Life is complex and we each view it through lenses colored by perception - perception that may or may not have any basis in reality - whatever that is.

 Your perspective on life comes from the cage you were held captive in.  - Shannon L. Alder


Uncovering reality can be as tricky as nailing jello to the wall. Reality shifts and changes shapes constantly as it's acted upon and perceived. It's one color to one person and another to someone else. What tastes sweet and refreshing to me might activate your gag reflex.

It's raining. That's a terrible thing to a bride who's planned an outdoor wedding - and a wonderful thing to a farmer who's watching his crops wilt in the field. The rain is only water falling from the sky but each person's reality of that truth depends on how it's affecting them at the moment.
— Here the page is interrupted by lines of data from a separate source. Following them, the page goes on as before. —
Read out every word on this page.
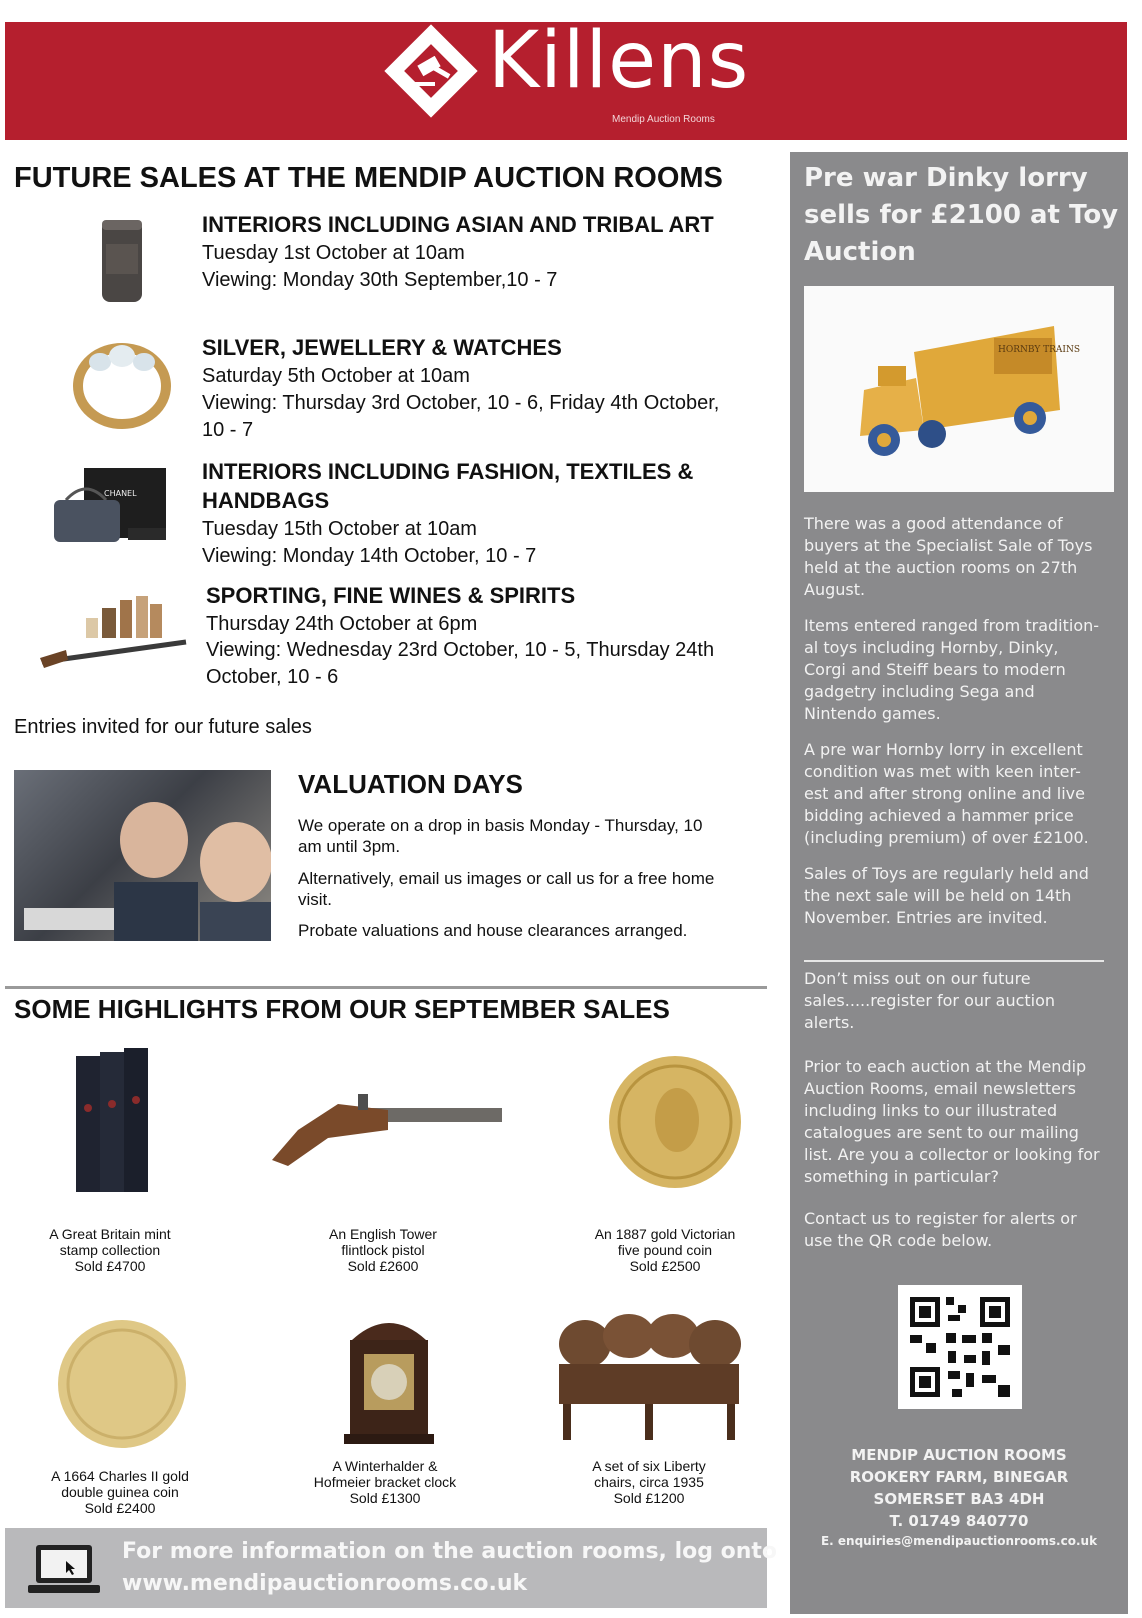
Killens
Mendip Auction Rooms
FUTURE SALES AT THE MENDIP AUCTION ROOMS
INTERIORS INCLUDING ASIAN AND TRIBAL ART
Tuesday 1st October at 10am
Viewing: Monday 30th September,10 - 7
SILVER, JEWELLERY & WATCHES
Saturday 5th October at 10am
Viewing: Thursday 3rd October, 10 - 6, Friday 4th October,
10 - 7
CHANEL
INTERIORS INCLUDING FASHION, TEXTILES &
HANDBAGS
Tuesday 15th October at 10am
Viewing: Monday 14th October, 10 - 7
SPORTING, FINE WINES & SPIRITS
Thursday 24th October at 6pm
Viewing: Wednesday 23rd October, 10 - 5, Thursday 24th
October, 10 - 6
Entries invited for our future sales
VALUATION DAYS
We operate on a drop in basis Monday - Thursday, 10
am until 3pm.
Alternatively, email us images or call us for a free home
visit.
Probate valuations and house clearances arranged.
SOME HIGHLIGHTS FROM OUR SEPTEMBER SALES
A Great Britain mint
stamp collection
Sold £4700
An English Tower
flintlock pistol
Sold £2600
An 1887 gold Victorian
five pound coin
Sold £2500
A 1664 Charles II gold
double guinea coin
Sold £2400
A Winterhalder &
Hofmeier bracket clock
Sold £1300
A set of six Liberty
chairs, circa 1935
Sold £1200
For more information on the auction rooms, log onto
www.mendipauctionrooms.co.uk
Pre war Dinky lorry
sells for £2100 at Toy
Auction
HORNBY TRAINS
There was a good attendance of
buyers at the Specialist Sale of Toys
held at the auction rooms on 27th
August.
Items entered ranged from tradition-
al toys including Hornby, Dinky,
Corgi and Steiff bears to modern
gadgetry including Sega and
Nintendo games.
A pre war Hornby lorry in excellent
condition was met with keen inter-
est and after strong online and live
bidding achieved a hammer price
(including premium) of over £2100.
Sales of Toys are regularly held and
the next sale will be held on 14th
November. Entries are invited.
Don’t miss out on our future
sales.....register for our auction
alerts.
Prior to each auction at the Mendip
Auction Rooms, email newsletters
including links to our illustrated
catalogues are sent to our mailing
list. Are you a collector or looking for
something in particular?
Contact us to register for alerts or
use the QR code below.
MENDIP AUCTION ROOMS
ROOKERY FARM, BINEGAR
SOMERSET BA3 4DH
T. 01749 840770
E. enquiries@mendipauctionrooms.co.uk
The terrible thing about all of this is that we are all observers - packed full of experiences that color our observations. We filter each experience through other experiences and base our observations not only on present information but also on our personal history and accumulated belief systems. That can make things tricky. New relationships are acted upon by our past relationships - so much so that our new love interest can sometimes be expected to do penance for the sins of their predicessor or at least be punished for those sins.


Reject your sense of injury and the injury itself disappears.  - Marcus Aurelius

The wonderful thing about this is that we can change our perspective and thereby change our reality! Awareness is the first step to making it possible.

All of life's events are happening on a sphere - metaphorically and literally. How much better would things be if we could find a way to step back and see them that way? Would we be more understanding of other points of view? Maybe even more tolerant? Would we think twice about our own actions if we could see the impact they may be having on others? Would we all become aggravating? There's a lot to unpack here and this is just my limited perception of it! I'd love to hear yours!